Charles Garnier, Paris Opéra, 1860-75, masonry walls with concealed iron floors (photo: Juanedc CC BY 2.0)
The Paris Opéra (1860-75), designed by Charles Garnier, is one of the jewels of Napoleon III's newly reconstructed city. Frequented by Degas and the source for much of his ballet imagery, the Paris Opéra is key to understanding the somewhat perverse culture of voyeurism and spectacle among the prosperous classes of the Second Empire.
Marvin Trachtenberg & Isabel Hyman have called the huge Opéra house,
the new cathedral of bourgeois [middle, really upper-middle class] Paris.... The glittering centerpiece of the new Paris....was meant to be much more than a theater in the ordinary sense. For Charles Garnier, an architect of the Ecole des beaux-arts, it was a setting for a ritual in which the spectators were also actors, participants in the rite of social encounter, seeing and being seen.
The division of the structure supports his vision.

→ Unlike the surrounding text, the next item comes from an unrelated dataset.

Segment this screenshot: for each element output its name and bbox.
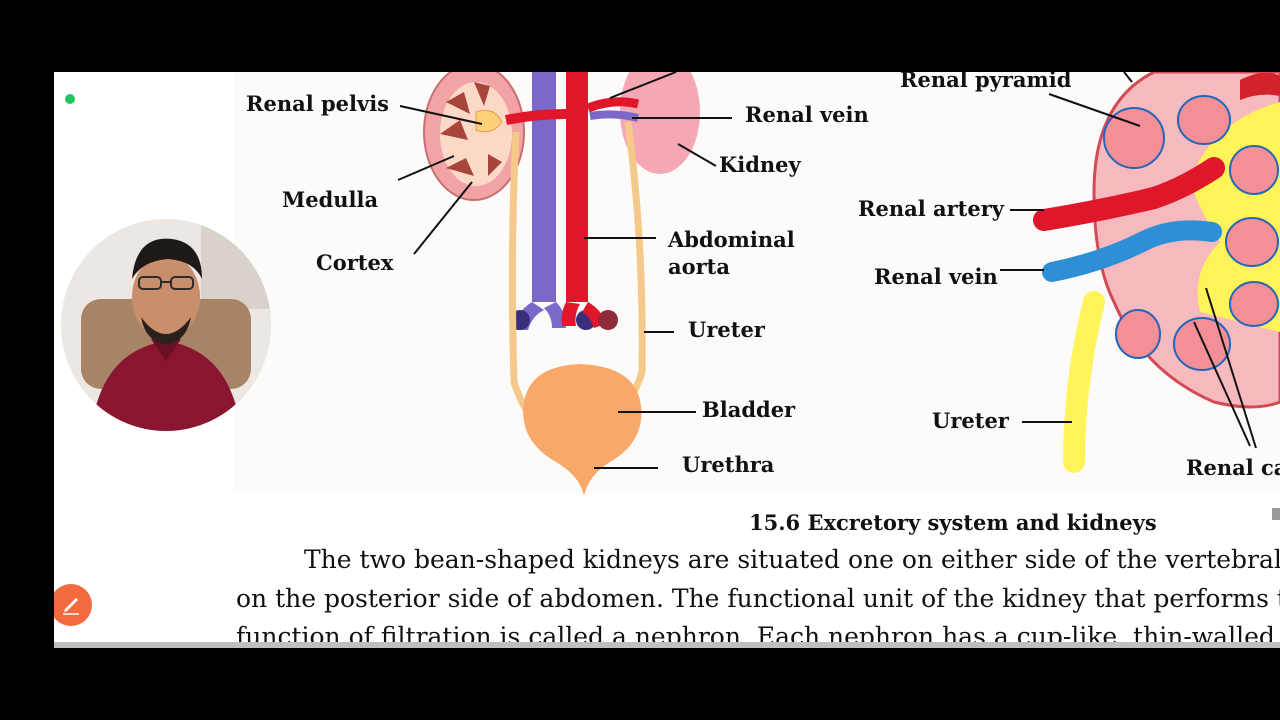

Cross-section  diagram of the Paris Opéra
Look at the cross-section. The dome sits above the audience and orchestra, the high roof over the stage. Behind the stage are the rehearsal rooms where Degas often sketched.
Charles Garnier, the auditorium and stage of the Paris Opéra, 1860-75, photo with shadows reduced: Naoya Ikeda (CC BY-SA 3.0)
But the single largest area, from the front facade to the seats below the dome, is reserved for the foyers and the grand stair hall. This area was, in essence, a second stage. Far more ornate then the performance stage, the lobbies of the Paris Opéra were where the social dramas of the rich were enacted.
Charles Garnier, The Grand Foyer of the Paris Opéra, 1860-75, photo: Degrémont Anthony (CC BY-SA 3.0)
Strolling along the new boulevards or posing in the opera's grand foyers, the ruling classes paraded their wealth. The flâneur, a new denizen of the city, was a man of leisure (itself a by-product of the capital generated by industrialization). Walking the streets not for work or need, but for the pleasures of observation, the flâneur was at home in the Opéra.